Sergio doesn't deserve Jane, and Initials SG doesn't deserve Nicholson, whose wide-eyed performance goes a long way to keeping us on board with its frankly ludicrous plot, which sees Jane become an accomplice to manslaughter when Sergio accidentally kills a crazed young man in his elevator. The backdrop of Argentina's doomed exploits in the 2014 World Cup add a nice layer of texture, but Sergio is such an uncompelling protagonist that it's difficult to garner any empathy for his plight.




Make Up
The horror genre has often delved into homoerotic territory, whether explicitly in countless tales of lesbian vampires or through thinly-veiled allegory.

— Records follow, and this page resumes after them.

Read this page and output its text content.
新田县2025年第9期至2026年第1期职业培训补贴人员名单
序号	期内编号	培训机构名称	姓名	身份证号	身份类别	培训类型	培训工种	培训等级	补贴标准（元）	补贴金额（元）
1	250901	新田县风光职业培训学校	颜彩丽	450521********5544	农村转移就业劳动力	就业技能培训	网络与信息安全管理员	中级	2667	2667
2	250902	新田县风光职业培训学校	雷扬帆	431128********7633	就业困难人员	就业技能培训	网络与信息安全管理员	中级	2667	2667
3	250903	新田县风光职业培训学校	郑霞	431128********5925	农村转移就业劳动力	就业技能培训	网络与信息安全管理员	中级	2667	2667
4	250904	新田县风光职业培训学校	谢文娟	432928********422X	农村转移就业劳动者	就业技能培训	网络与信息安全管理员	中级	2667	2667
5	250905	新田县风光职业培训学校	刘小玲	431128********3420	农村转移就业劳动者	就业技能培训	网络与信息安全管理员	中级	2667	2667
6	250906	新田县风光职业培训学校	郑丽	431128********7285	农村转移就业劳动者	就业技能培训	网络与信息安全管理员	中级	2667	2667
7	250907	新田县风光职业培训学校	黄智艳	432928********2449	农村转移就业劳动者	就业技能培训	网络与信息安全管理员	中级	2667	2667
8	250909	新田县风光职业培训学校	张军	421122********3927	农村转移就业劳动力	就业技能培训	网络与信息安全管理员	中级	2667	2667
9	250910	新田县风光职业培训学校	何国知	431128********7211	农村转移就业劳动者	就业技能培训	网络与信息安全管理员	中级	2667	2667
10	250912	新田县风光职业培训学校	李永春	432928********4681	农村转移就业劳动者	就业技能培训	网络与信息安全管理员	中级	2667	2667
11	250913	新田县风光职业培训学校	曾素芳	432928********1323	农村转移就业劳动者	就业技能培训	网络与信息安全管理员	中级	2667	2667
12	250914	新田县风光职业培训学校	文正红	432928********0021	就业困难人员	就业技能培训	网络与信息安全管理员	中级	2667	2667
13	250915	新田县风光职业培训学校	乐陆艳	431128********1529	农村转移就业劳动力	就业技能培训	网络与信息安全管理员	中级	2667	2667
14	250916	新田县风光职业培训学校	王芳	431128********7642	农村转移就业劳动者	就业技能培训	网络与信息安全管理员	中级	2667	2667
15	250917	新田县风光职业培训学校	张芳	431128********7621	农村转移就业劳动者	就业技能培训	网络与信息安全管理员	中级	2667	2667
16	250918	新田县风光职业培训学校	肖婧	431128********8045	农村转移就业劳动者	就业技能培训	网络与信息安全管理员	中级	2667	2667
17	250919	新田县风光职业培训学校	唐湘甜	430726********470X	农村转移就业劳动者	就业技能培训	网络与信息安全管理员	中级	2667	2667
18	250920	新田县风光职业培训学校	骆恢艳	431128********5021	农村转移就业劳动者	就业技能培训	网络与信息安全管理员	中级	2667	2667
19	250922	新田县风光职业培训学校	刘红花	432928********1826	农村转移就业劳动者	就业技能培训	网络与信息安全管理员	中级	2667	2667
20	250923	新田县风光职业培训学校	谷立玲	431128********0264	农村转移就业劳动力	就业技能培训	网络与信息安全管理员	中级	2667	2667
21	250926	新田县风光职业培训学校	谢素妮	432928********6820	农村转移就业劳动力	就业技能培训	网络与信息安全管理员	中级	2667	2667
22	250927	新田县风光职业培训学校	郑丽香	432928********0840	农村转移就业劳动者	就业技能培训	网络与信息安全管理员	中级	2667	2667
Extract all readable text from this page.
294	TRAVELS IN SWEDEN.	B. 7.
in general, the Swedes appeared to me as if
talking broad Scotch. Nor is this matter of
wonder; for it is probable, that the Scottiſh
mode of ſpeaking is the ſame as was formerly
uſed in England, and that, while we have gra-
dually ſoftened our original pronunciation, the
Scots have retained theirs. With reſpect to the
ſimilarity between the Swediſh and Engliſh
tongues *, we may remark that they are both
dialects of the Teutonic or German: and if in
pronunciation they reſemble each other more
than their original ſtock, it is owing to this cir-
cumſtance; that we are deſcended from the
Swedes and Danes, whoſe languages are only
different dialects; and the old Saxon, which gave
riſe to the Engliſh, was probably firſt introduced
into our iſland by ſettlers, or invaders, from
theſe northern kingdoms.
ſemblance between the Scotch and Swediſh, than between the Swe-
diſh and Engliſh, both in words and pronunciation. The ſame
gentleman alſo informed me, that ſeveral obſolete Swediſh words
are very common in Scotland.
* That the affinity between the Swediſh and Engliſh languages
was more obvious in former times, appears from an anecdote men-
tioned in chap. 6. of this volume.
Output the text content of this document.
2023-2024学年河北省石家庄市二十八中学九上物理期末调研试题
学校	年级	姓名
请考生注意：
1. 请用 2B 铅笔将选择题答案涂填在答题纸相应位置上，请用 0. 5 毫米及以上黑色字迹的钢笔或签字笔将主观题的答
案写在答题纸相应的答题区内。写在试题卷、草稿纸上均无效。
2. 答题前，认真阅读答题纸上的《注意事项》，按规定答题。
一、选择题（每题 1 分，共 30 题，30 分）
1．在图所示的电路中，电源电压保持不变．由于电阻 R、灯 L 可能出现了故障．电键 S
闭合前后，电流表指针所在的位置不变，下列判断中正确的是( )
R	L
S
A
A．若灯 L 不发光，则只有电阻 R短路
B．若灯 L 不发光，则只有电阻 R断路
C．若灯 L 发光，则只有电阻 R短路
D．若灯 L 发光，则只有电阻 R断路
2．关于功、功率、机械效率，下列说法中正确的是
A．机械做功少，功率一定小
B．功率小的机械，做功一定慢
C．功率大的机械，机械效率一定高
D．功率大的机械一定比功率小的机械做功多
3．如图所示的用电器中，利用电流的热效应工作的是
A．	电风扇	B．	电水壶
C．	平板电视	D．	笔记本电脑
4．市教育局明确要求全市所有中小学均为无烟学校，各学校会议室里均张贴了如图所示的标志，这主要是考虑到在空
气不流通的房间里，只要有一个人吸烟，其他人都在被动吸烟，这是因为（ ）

Debut writer/director Claire Oakley's Make Up begins in horror territory only to morph into a straightforward(?) queer coming of age tale.

Rising British star Molly Windsor is excellent as teenager Ruth, who travels to a windswept Cornish caravan park where she plans to live and work alongside her older boyfriend Tom (Joseph Quinn) in the wintry off-season. There's more wind here than the Moors of 'Wuthering Heights', gusts constantly rustling the plastic cocoons that cover the now dormant caravans. Oakley evokes Jacques Tourneur as Ruth is haunted by what seems like unseen supernatural forces, glimpsing shadowy figures in unoccupied caravans and hearing voices emanating from shower stalls.

When Ruth befriends fellow worker Jade (Stefanie Martini), a sexy and cool as ice wig maker, she becomes haunted by her own emerging sexuality. Unfortunately the film becomes a lot less interesting once it replaces its moody allegorical horror with a run of the mill lesbian drama, and it shuffles through its closing laps to an underwhelming resolution. Oakley, Windsor and Martini all do enough good work here to keep us eager for their next outings however.